Despite the fact that microplastics have been found throughout the world, the dangers of these particles to human health, as well as the environment, is an area of much-needed research, Munoz, Stubbins, and other scientists agree.

“With respect to health, there’s a lot we don’t know,” Stubbins says, noting, however, that exposure to any type of particle is detrimental to respiratory health. “Particles in general are bad for our respiratory system, so anything that adds particles to the air is bad for our bodies.”

Beyond human health, researchers have detailed instances of aquatic animals ingesting microplastics and dying. The work of Northeastern professor Zhenyu Tian, an environmental chemist, has focused on how rubber tire particles, and the chemicals that leach out of them, make their way into rivers and harm salmon.

There are two ways in which microplastics, like rubber tire particles, can potentially cause harm, Tian explains: first, by breaking down and releasing contaminants used to make the plastic, like flame retardants and antioxidants; and second, by latching onto other harmful chemicals that already exist in the environment, like pesticides.

Unlike fish, humans have longer life spans, and microplastic exposure to people is incredibly complicated, so it is hard to study the substance’s impact on humans, according to Tian. Still, the kinds of contaminants that leach out of and onto microplastics are generally not good for our bodies, he points out.

“It has to be recognized that many of these contaminants are bioactive in the human body,” Tian says. “They have a harmful effect on the human body if the concentration is high enough.”

There is also the concern, though unconfirmed, that even though these plastics are tiny, they could potentially cause blood clots or other physically damaging effects, Tian adds.

There is already research on the dangers of specific additives used to make plastics, like BPA, known to impact brains, fetuses, infants, and children. But that is only one chemical, and there is an assortment used to make plastics, Stubbins notes. Along with decreasing the production of unnecessary plastics to curb the potentially harmful effects of microplastics, greater regulations are needed to restrict what substances companies use to create plastics, he says.
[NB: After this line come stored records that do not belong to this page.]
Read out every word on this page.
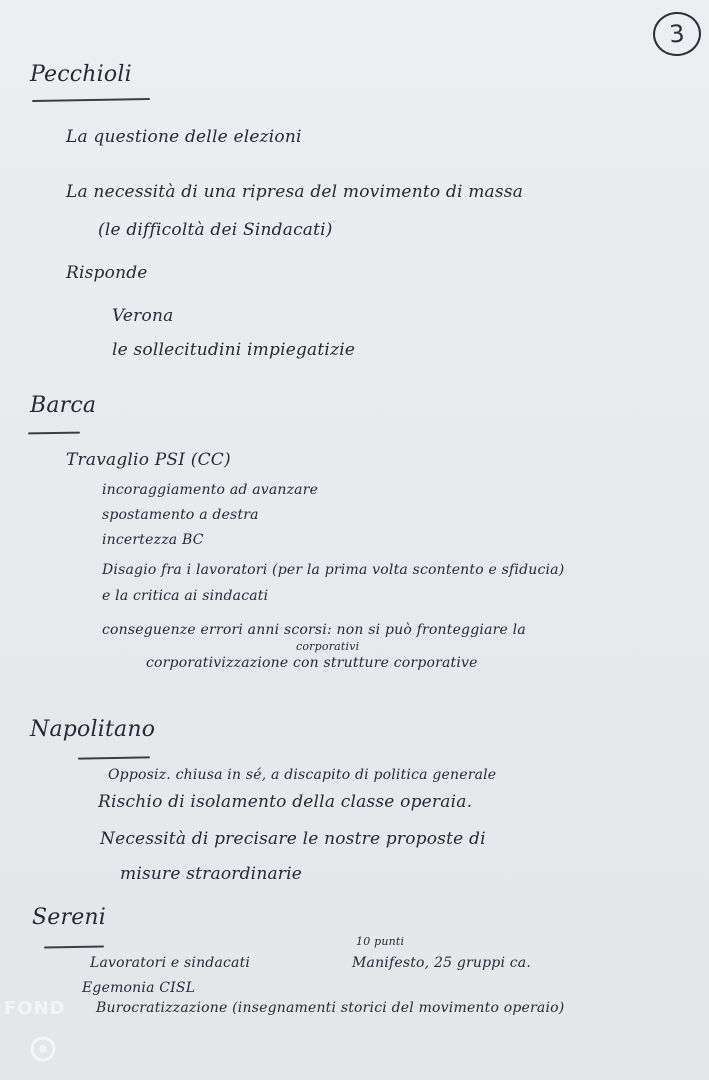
3
Pecchioli
La questione delle elezioni
La necessità di una ripresa del movimento di massa
(le difficoltà dei Sindacati)
Risponde
Verona
le sollecitudini impiegatizie
Barca
Travaglio PSI (CC)
incoraggiamento ad avanzare
spostamento a destra
incertezza BC
Disagio fra i lavoratori (per la prima volta scontento e sfiducia)
e la critica ai sindacati
conseguenze errori anni scorsi: non si può fronteggiare la
corporativi
corporativizzazione con strutture corporative
Napolitano
Opposiz. chiusa in sé, a discapito di politica generale
Rischio di isolamento della classe operaia.
Necessità di precisare le nostre proposte di
misure straordinarie
Sereni
10 punti
Lavoratori e sindacati	Manifesto, 25 gruppi ca.
Egemonia CISL
Burocratizzazione (insegnamenti storici del movimento operaio)
FOND
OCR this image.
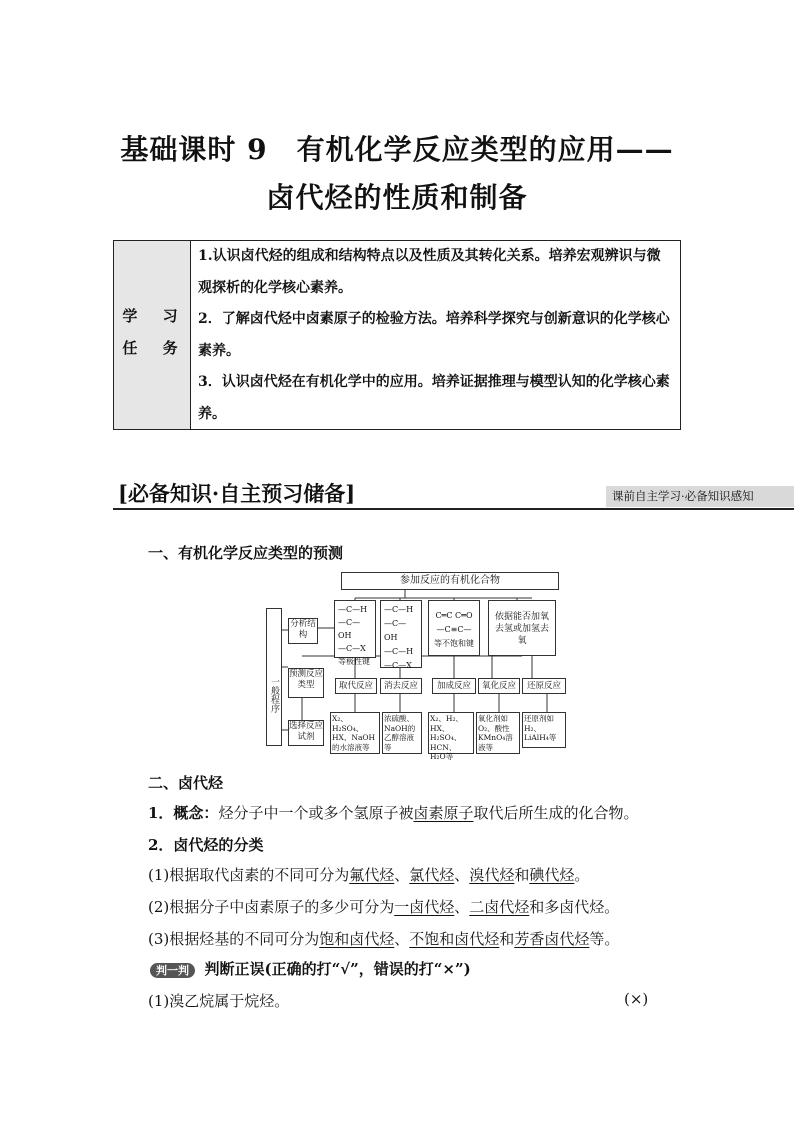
基础课时 9　有机化学反应类型的应用——
卤代烃的性质和制备
学 习
任 务

1.认识卤代烃的组成和结构特点以及性质及其转化关系。培养宏观辨识与微观探析的化学核心素养。

2．了解卤代烃中卤素原子的检验方法。培养科学探究与创新意识的化学核心素养。

3．认识卤代烃在有机化学中的应用。培养证据推理与模型认知的化学核心素养。

[必备知识·自主预习储备]	课前自主学习·必备知识感知
一、有机化学反应类型的预测
参加反应的有机化合物
一般程序
分析结构
预测反应类型
选择反应试剂
—C—H
—C—OH
—C—X
等极性键
—C—H
—C—OH
—C—H
—C—X
C═C C═O
—C≡C—
等不饱和键
依据能否加氧去氢或加氢去氧
取代反应	消去反应	加成反应	氧化反应	还原反应
X₂、H₂SO₄、HX、NaOH的水溶液等
浓硫酸、NaOH的乙醇溶液等
X₂、H₂、HX、H₂SO₄、HCN、H₂O等
氧化剂如O₂、酸性KMnO₄溶液等
还原剂如H₂、LiAlH₄等
二、卤代烃
1．概念：烃分子中一个或多个氢原子被卤素原子取代后所生成的化合物。
2．卤代烃的分类
(1)根据取代卤素的不同可分为氟代烃、氯代烃、溴代烃和碘代烃。
(2)根据分子中卤素原子的多少可分为一卤代烃、二卤代烃和多卤代烃。
(3)根据烃基的不同可分为饱和卤代烃、不饱和卤代烃和芳香卤代烃等。
判一判 判断正误(正确的打“√”，错误的打“×”)
(1)溴乙烷属于烷烃。	(×)
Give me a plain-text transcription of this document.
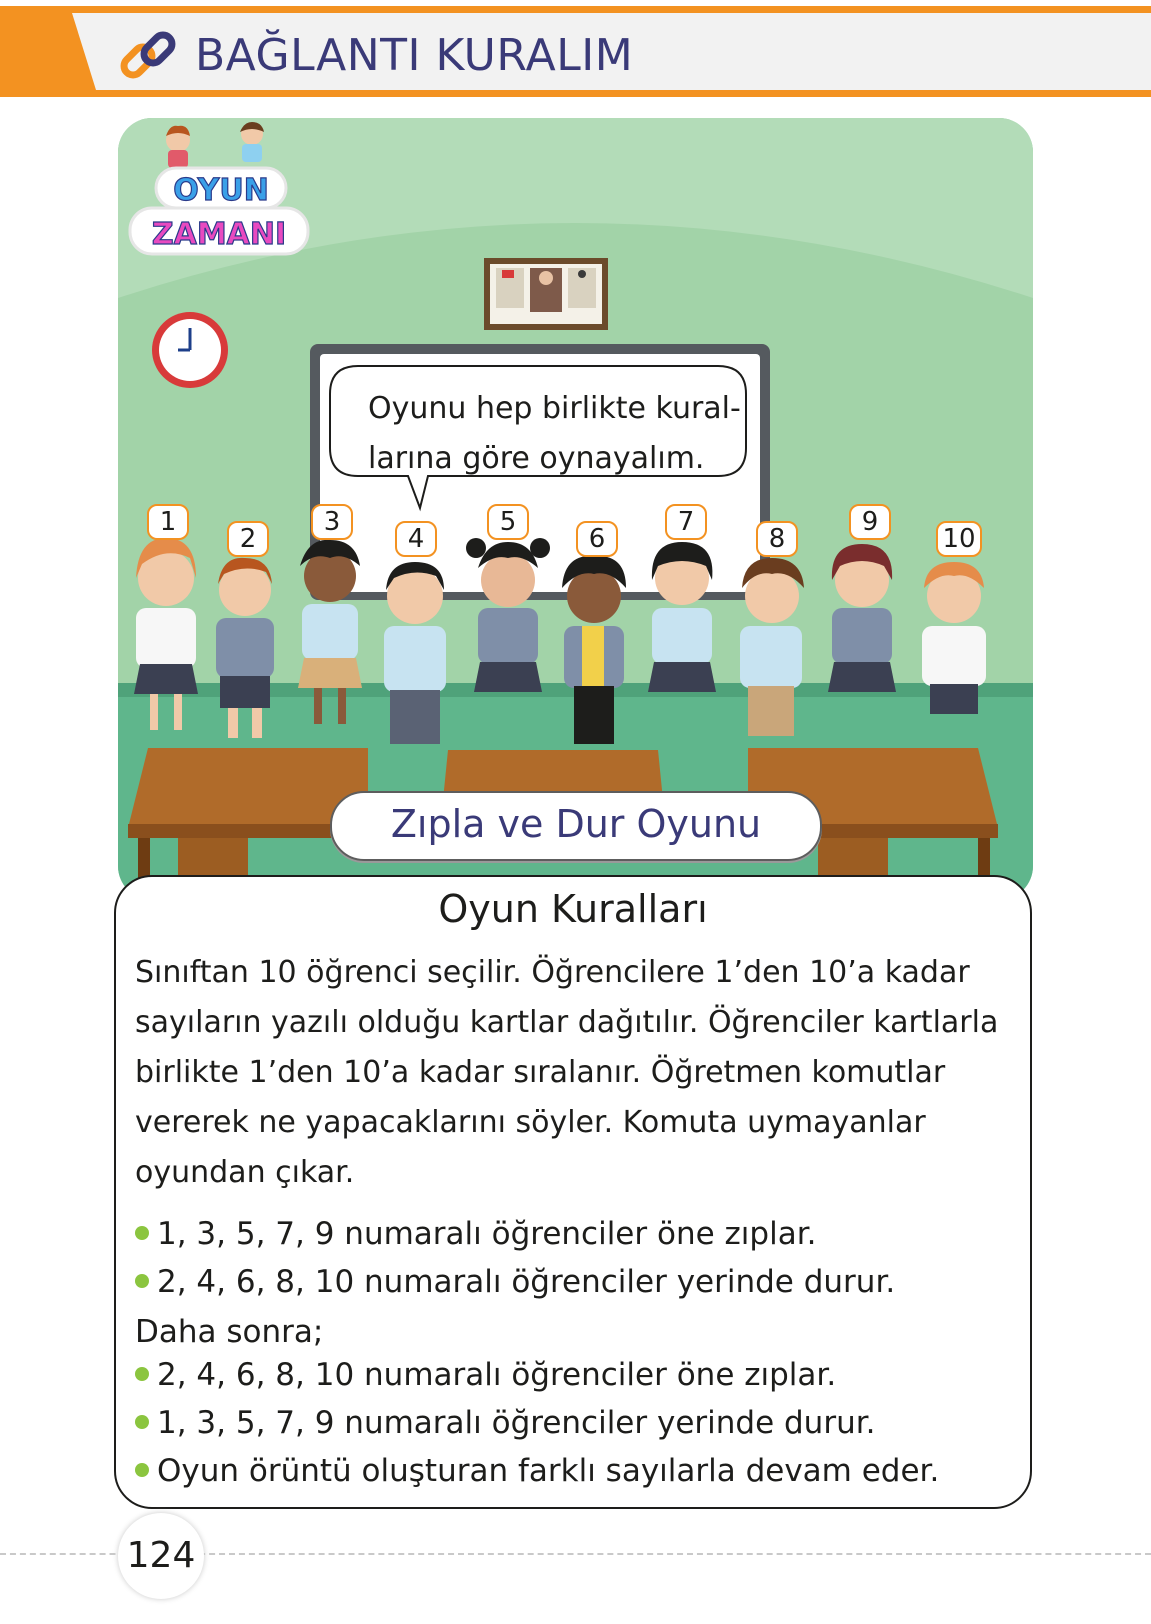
BAĞLANTI KURALIM
OYUN
ZAMANI
Oyunu hep birlikte kural- larına göre oynayalım.
1
2
3
4
5
6
7
8
9
10
Zıpla ve Dur Oyunu
Oyun Kuralları
Sınıftan 10 öğrenci seçilir. Öğrencilere 1’den 10’a kadar sayıların yazılı olduğu kartlar dağıtılır. Öğrenciler kartlarla birlikte 1’den 10’a kadar sıralanır. Öğretmen komutlar vererek ne yapacaklarını söyler. Komuta uymayanlar oyundan çıkar.
1, 3, 5, 7, 9 numaralı öğrenciler öne zıplar.
2, 4, 6, 8, 10 numaralı öğrenciler yerinde durur.
Daha sonra;
2, 4, 6, 8, 10 numaralı öğrenciler öne zıplar.
1, 3, 5, 7, 9 numaralı öğrenciler yerinde durur.
Oyun örüntü oluşturan farklı sayılarla devam eder.
124
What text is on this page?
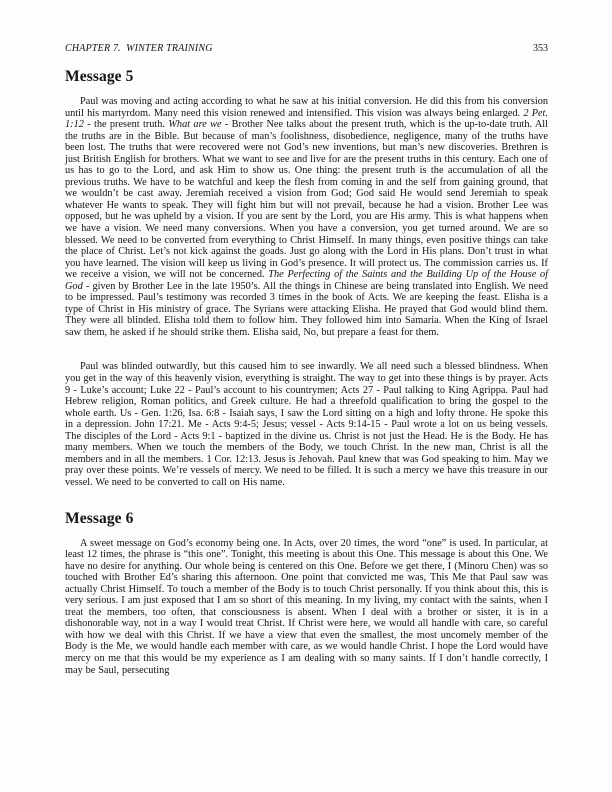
CHAPTER 7. WINTER TRAINING	353
Message 5

Paul was moving and acting according to what he saw at his initial conversion. He did this from his conversion until his martyrdom. Many need this vision renewed and intensified. This vision was always being enlarged. 2 Pet. 1:12 - the present truth. What are we - Brother Nee talks about the present truth, which is the up-to-date truth. All the truths are in the Bible. But because of man’s foolishness, disobedience, negligence, many of the truths have been lost. The truths that were recovered were not God’s new inventions, but man’s new discoveries. Brethren is just British English for brothers. What we want to see and live for are the present truths in this century. Each one of us has to go to the Lord, and ask Him to show us. One thing: the present truth is the accumulation of all the previous truths. We have to be watchful and keep the flesh from coming in and the self from gaining ground, that we wouldn’t be cast away. Jeremiah received a vision from God; God said He would send Jeremiah to speak whatever He wants to speak. They will fight him but will not prevail, because he had a vision. Brother Lee was opposed, but he was upheld by a vision. If you are sent by the Lord, you are His army. This is what happens when we have a vision. We need many conversions. When you have a conversion, you get turned around. We are so blessed. We need to be converted from everything to Christ Himself. In many things, even positive things can take the place of Christ. Let’s not kick against the goads. Just go along with the Lord in His plans. Don’t trust in what you have learned. The vision will keep us living in God’s presence. It will protect us. The commission carries us. If we receive a vision, we will not be concerned. The Perfecting of the Saints and the Building Up of the House of God - given by Brother Lee in the late 1950’s. All the things in Chinese are being translated into English. We need to be impressed. Paul’s testimony was recorded 3 times in the book of Acts. We are keeping the feast. Elisha is a type of Christ in His ministry of grace. The Syrians were attacking Elisha. He prayed that God would blind them. They were all blinded. Elisha told them to follow him. They followed him into Samaria. When the King of Israel saw them, he asked if he should strike them. Elisha said, No, but prepare a feast for them.

Paul was blinded outwardly, but this caused him to see inwardly. We all need such a blessed blindness. When you get in the way of this heavenly vision, everything is straight. The way to get into these things is by prayer. Acts 9 - Luke’s account; Luke 22 - Paul’s account to his countrymen; Acts 27 - Paul talking to King Agrippa. Paul had Hebrew religion, Roman politics, and Greek culture. He had a threefold qualification to bring the gospel to the whole earth. Us - Gen. 1:26, Isa. 6:8 - Isaiah says, I saw the Lord sitting on a high and lofty throne. He spoke this in a depression. John 17:21. Me - Acts 9:4-5; Jesus; vessel - Acts 9:14-15 - Paul wrote a lot on us being vessels. The disciples of the Lord - Acts 9:1 - baptized in the divine us. Christ is not just the Head. He is the Body. He has many members. When we touch the members of the Body, we touch Christ. In the new man, Christ is all the members and in all the members. 1 Cor. 12:13. Jesus is Jehovah. Paul knew that was God speaking to him. May we pray over these points. We’re vessels of mercy. We need to be filled. It is such a mercy we have this treasure in our vessel. We need to be converted to call on His name.

Message 6

A sweet message on God’s economy being one. In Acts, over 20 times, the word “one” is used. In particular, at least 12 times, the phrase is “this one”. Tonight, this meeting is about this One. This message is about this One. We have no desire for anything. Our whole being is centered on this One. Before we get there, I (Minoru Chen) was so touched with Brother Ed’s sharing this afternoon. One point that convicted me was, This Me that Paul saw was actually Christ Himself. To touch a member of the Body is to touch Christ personally. If you think about this, this is very serious. I am just exposed that I am so short of this meaning. In my living, my contact with the saints, when I treat the members, too often, that consciousness is absent. When I deal with a brother or sister, it is in a dishonorable way, not in a way I would treat Christ. If Christ were here, we would all handle with care, so careful with how we deal with this Christ. If we have a view that even the smallest, the most uncomely member of the Body is the Me, we would handle each member with care, as we would handle Christ. I hope the Lord would have mercy on me that this would be my experience as I am dealing with so many saints. If I don’t handle correctly, I may be Saul, persecuting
“In the U.S., there’s this ‘beg-for-forgiveness,’ rather than ‘ask-for-permission’ attitude toward companies putting certain chemicals in their products. It’s only when there’s a toxic impact identified that you get public pushback against it,” Stubbins says. “If public safety, rather than profits, were the dominant concern, then you’d have to take each of those chemicals through checks before you use it. This would create problems for industry but would likely benefit public health.”